As soon as Hemann’s stint in the National Guard was up he grew out his hair and never looked back. The couple loved to travel and camp and were visiting friends in Moab who suggested they check out Telluride. They rolled into town at night and were stunned at the beauty that greeted them in the morning.
“It was the first week of September and the valley was gold,” Sylvia said. “Everyone was so nice here.”
Except for then-Town Marshal Everett Morrow. “We were hippies and he wasn’t happy with hippies,” said Sylvia.
They decided to live here to become better skiers. They took to the nascent ski area with gusto, skiing trees, the Plunge, “everything,” Sylvia said. “We got good and there were no lines.”
Friends of Hemann’s also fondly recalled his honesty. Both Sylvia and Larsen remembered when he won the O’Bannon’s Shake of the Day, in which patrons feeling lucky plunk down a dollar to take a chance at rolling five of a kind from the cup. Hemann did that one time. Just one problem. One of the die was stacked on top of the other. He refused to accept the winnings and chose, instead, to roll again. He lost and the pot grew larger.
Randy Sublett was an old friend of the family who expressed gratitude for the Hemann’s hospitality, especially to those in need.
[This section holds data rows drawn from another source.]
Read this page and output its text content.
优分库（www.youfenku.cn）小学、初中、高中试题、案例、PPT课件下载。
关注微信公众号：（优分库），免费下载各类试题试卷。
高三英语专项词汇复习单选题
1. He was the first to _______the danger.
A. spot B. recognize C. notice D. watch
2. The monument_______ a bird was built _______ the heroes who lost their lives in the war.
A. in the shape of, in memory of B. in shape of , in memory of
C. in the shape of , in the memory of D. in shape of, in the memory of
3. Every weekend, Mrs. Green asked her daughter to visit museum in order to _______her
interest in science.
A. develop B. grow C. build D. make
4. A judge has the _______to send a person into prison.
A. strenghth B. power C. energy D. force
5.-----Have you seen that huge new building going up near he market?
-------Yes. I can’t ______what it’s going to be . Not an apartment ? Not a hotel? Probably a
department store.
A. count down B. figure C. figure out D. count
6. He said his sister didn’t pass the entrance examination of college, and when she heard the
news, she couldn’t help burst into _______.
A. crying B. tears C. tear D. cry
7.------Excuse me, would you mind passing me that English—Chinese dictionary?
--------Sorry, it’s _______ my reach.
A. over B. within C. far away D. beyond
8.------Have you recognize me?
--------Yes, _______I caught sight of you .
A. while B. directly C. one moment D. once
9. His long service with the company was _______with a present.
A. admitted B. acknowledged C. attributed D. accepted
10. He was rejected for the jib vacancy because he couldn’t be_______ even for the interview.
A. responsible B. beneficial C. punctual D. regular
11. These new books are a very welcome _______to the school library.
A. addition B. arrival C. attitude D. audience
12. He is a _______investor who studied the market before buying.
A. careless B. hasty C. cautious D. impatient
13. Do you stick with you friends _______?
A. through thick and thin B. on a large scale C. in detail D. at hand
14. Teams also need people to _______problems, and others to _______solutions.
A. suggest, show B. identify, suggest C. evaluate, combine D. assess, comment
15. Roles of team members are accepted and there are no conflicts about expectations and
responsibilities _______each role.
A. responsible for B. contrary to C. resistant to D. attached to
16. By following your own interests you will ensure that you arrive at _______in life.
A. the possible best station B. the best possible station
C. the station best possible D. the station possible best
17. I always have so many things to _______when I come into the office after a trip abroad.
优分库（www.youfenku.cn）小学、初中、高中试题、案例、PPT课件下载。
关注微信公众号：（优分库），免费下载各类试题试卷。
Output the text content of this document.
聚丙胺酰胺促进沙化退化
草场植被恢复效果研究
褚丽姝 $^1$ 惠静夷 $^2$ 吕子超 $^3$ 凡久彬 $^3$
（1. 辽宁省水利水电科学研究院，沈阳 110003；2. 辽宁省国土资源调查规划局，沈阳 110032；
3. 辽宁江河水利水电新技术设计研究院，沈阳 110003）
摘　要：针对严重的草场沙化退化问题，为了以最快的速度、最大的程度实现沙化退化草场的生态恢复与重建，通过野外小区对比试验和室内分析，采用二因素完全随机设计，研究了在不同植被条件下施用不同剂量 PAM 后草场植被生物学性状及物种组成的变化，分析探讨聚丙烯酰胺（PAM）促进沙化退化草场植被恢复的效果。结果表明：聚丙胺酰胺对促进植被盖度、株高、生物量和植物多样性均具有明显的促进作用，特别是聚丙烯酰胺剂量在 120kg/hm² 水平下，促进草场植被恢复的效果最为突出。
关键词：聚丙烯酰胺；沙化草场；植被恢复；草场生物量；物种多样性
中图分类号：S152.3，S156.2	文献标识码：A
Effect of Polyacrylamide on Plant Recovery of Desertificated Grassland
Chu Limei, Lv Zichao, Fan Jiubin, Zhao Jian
“Kenny Hemann was one of the kindest and friendliest persons you ever met in Telluride,” Sublett wrote in a tribute to Hemann on social media and shared by the Hemann’s son, Judd. “Many of us from the 1970s and 80s were forever grateful to him, as Ken and Sylvia always had a place for you to stay in Hemannville if you needed it. I lived there myself a few times … Always the big heart. There are many, myself included, who owe our ability to remain in Telluride to Kenny and Sylvia.”
Following Hemann’s death, Judd, declared — and none would argue — that Telluride has lost one its best. “He was generous, kind, and just bitchin’. He was the best father and husband anyone could ever have.”
“Just bitchin’” Judd said, was one of his father’s favorite expressions. “Make sure that’s in his story.”
Sylvia will spend the winter in California with Judd, she said. There, she will be close to him, his wife and two step-children and reflect on her and Kenny’s life together. It was a fine life, she said.
“It was a life of love, laughter and hard work,” she said. “We were so happy.”
There is a celebration of Hemann’s life Sunday at 2 p.m. at the Telluride Elks Lodge. The family asks that those attending bring a potluck dish and their best stories. And yes, there will be Hornitos.